HIV’s Secret Weapon Revealed: The discovery of how the viral protein called Vpu facilitates HIV-1 proliferation in a host may present opportunities to block this pathway with a small molecule inhibitor. Vpu binds to and blocks Tetherin, a natural antiviral protein on the cell surface that can sense and capture the virus and prevent production and further transmission of HIV-1. HIV-1 has evolved with Vpu as its weapon to impede Tetherin from reaching the cell surface where it acts to tether viruses. Now it is time for scientists to outsmart the virus and find a method to block Vpu. Dr. Éric A. Cohen directed his team at the Institut de Recherches Cliniques de Montréal and reports the study in this week’s PLoS Pathogens journal.

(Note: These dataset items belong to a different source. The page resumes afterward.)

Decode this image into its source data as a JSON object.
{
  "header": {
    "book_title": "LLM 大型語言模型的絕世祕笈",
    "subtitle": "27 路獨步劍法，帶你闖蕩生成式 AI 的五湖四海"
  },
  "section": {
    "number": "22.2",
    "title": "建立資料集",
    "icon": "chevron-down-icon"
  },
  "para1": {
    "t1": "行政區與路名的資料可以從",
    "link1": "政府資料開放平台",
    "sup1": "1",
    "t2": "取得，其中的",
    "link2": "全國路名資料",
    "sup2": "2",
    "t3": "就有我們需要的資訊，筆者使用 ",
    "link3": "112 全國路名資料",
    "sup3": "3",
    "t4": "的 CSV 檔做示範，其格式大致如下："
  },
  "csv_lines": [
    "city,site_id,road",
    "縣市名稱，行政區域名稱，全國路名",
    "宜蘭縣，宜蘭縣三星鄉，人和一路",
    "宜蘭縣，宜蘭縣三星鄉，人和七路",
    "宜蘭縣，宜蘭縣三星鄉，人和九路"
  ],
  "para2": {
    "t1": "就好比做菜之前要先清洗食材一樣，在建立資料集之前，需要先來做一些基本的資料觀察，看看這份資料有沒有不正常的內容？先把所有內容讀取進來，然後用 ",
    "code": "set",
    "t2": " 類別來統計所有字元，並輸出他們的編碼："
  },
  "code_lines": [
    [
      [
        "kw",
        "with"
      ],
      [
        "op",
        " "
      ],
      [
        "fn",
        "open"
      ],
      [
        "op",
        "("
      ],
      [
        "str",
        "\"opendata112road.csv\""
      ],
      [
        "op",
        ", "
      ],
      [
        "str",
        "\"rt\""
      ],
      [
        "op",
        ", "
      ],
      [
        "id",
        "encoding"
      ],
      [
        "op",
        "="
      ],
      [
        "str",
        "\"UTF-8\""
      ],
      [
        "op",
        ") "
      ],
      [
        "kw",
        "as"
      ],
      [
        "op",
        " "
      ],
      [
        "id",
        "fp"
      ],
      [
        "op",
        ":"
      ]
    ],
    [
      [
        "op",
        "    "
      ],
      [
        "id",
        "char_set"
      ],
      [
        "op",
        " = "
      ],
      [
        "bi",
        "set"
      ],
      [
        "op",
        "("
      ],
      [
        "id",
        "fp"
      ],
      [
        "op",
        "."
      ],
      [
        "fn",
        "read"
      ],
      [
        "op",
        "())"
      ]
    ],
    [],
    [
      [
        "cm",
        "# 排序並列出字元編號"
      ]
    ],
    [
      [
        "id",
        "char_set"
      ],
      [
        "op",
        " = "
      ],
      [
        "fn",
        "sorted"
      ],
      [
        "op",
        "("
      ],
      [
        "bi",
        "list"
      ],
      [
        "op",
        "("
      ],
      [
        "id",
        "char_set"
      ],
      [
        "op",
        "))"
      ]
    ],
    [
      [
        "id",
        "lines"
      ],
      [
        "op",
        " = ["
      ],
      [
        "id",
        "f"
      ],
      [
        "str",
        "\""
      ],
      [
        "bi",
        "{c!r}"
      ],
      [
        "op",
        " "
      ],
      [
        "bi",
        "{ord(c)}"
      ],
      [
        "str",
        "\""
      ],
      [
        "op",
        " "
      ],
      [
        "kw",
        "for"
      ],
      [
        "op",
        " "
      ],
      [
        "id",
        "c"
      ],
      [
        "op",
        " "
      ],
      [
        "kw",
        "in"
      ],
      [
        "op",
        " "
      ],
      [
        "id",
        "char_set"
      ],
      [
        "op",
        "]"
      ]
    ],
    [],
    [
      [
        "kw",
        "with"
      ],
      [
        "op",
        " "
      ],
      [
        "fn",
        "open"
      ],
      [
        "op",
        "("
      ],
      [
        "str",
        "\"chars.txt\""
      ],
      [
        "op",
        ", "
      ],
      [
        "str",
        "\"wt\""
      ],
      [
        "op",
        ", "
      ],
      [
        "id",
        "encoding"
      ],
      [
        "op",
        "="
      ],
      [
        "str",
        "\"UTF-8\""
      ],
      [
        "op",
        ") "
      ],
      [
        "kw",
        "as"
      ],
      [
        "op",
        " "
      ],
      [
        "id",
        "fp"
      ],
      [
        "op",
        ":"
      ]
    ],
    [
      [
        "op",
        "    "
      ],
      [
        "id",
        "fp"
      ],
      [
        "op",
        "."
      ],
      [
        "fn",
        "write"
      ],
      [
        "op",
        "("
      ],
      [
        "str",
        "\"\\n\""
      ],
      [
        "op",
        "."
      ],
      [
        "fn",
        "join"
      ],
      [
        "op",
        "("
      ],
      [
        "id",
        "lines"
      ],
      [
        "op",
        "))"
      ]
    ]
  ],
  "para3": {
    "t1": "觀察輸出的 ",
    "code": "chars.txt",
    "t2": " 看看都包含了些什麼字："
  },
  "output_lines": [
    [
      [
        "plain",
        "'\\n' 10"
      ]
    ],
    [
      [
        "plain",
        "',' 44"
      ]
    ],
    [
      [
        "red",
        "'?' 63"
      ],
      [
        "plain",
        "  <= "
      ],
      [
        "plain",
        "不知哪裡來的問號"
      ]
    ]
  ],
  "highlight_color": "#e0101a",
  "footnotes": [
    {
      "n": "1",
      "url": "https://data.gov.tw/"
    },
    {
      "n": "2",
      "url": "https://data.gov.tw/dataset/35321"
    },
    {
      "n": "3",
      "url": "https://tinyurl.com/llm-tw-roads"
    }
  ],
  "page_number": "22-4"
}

Cell-Cell Krazy Glue: The integrity of cell-cell contacts is important for the maintenance of the epithelial cell layer and aberrations may contribute to disease progression such as in cancer metastasis. Two proteins involved in this cell-cell adhesion are p120 catenin and E-cadherin. Dr. Mitsuhiko Ikura at the Ontario Cancer Institute performed NMR structural studies to provide a detailed map and understanding of the protein-protein interaction between catenin and cadherin. The detailed study, published in the journal Cell, describe both dynamic and static interactions that contribute to the stability of the adhesion interaction between cells.
Bring out the Bazooka: Following the article above on the epithelial cell layer, this study examines a protein called Bazooka (Par3 in mammalian cells) in fruit flies. It is expressed on epithelial cells and acts a protein interaction hub to regulate the integrity of the epithelial structure. Using a series of gene mutants, gene mapping and bioinformatics techniques, researchers identified up to 17 genes that associate with Bazooka to regulate epithelial structure, many of these are novel interactions with Bazooka. Further study is necessary to determine how they work together and how this translates to human tissues. The list of genes is available in the article online in PLoS One journal and was reported by lead researcher Dr. Tony Harris at the University of Toronto.